Subsequently Pollari has said that two other SISMI agents helped Martino forge the documents. Yet as reporter Bonini says, Pollari denied to parliament that SISMI was involved in any way with the forgery or dissemination of the Niger dossier.


"Which is another quite baffling point, because on one side you say, 'We don't have anything to do with this,'" Bonini told RFE/RL. "But on the other side you admit that the three guys who were involved directly in fabricating the dossier were in a way or in another, linked to the service [SISMI]."


On 4 November, the day after Pollari's appearance in parliament, the U.S. Federal Bureau of Investigation said that its probe into the Niger forgeries had concluded that they were not part "of an [Italian] effort to influence U.S. foreign policy."


But on the same day, Knight-Ridder, a chain of U.S. newspapers, cited four anonymous U.S. intelligence sources, who said SISMI passed reports on Iraq and Niger to the CIA station in Rome between October 2001 and March 2002.


With such a plethora of conflicting views and anonymous sources, experts say it may take a while to find the truth to the Niger story.


"The problem is that it's the whole intelligence system that works in a way that makes it very difficult to understand what is the truth and what is not," Giovanni Gasparini, a senior fellow for defense and security studies with the Institute of Foreign Affairs in Rome, told RFE/RL. "It's basically a room full of mirrors, and it tends to be very, very difficult to understand whether what you are seeing is an image mirrored by someone or it's the reality.
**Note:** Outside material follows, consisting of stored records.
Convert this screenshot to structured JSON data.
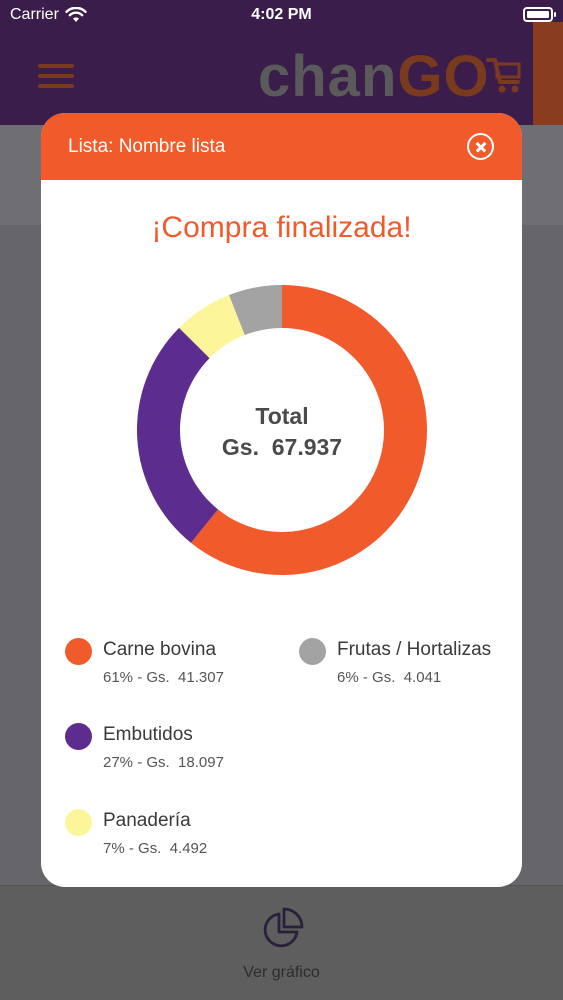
{
  "status_bar": {
    "carrier": "Carrier",
    "time": "4:02 PM"
  },
  "app": {
    "brand_part1": "chan",
    "brand_part2": "GO",
    "bottom_tab_label": "Ver gráfico",
    "bottom_tab_icon": "pie-chart-icon"
  },
  "modal": {
    "title": "Lista: Nombre lista",
    "heading": "¡Compra finalizada!",
    "total_label": "Total",
    "total_value": "Gs.  67.937"
  },
  "chart_data": {
    "type": "pie",
    "variant": "donut",
    "categories": [
      "Carne bovina",
      "Embutidos",
      "Panadería",
      "Frutas / Hortalizas"
    ],
    "values": [
      41307,
      18097,
      4492,
      4041
    ],
    "percent_labels": [
      "61%",
      "27%",
      "7%",
      "6%"
    ],
    "value_labels": [
      "Gs.  41.307",
      "Gs.  18.097",
      "Gs.  4.492",
      "Gs.  4.041"
    ],
    "colors": [
      "#f15a2b",
      "#5c2c8f",
      "#fdf59a",
      "#a3a3a3"
    ],
    "center_text": [
      "Total",
      "Gs.  67.937"
    ],
    "legend_placement": "bottom"
  },
  "colors": {
    "accent": "#f15a2b",
    "header_bg": "#3a1d4a",
    "overlay": "#6b6b6f"
  }
}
And that's the situation basically in which we are."


According to a 2004 Senate Intelligence Committee report, a "foreign intelligence service" provided the CIA with three reports on the alleged Iraq-Niger deal between October 2001 and October 2002.


Many believe that intelligence service is SISMI. Gasparini, among others, has his doubts.


That same Senate committee recently agreed to look into possible misuse by the administration of intelligence during the run-up to the Iraq war.


The committee may find that some roads -- if not all -- lead to Rome.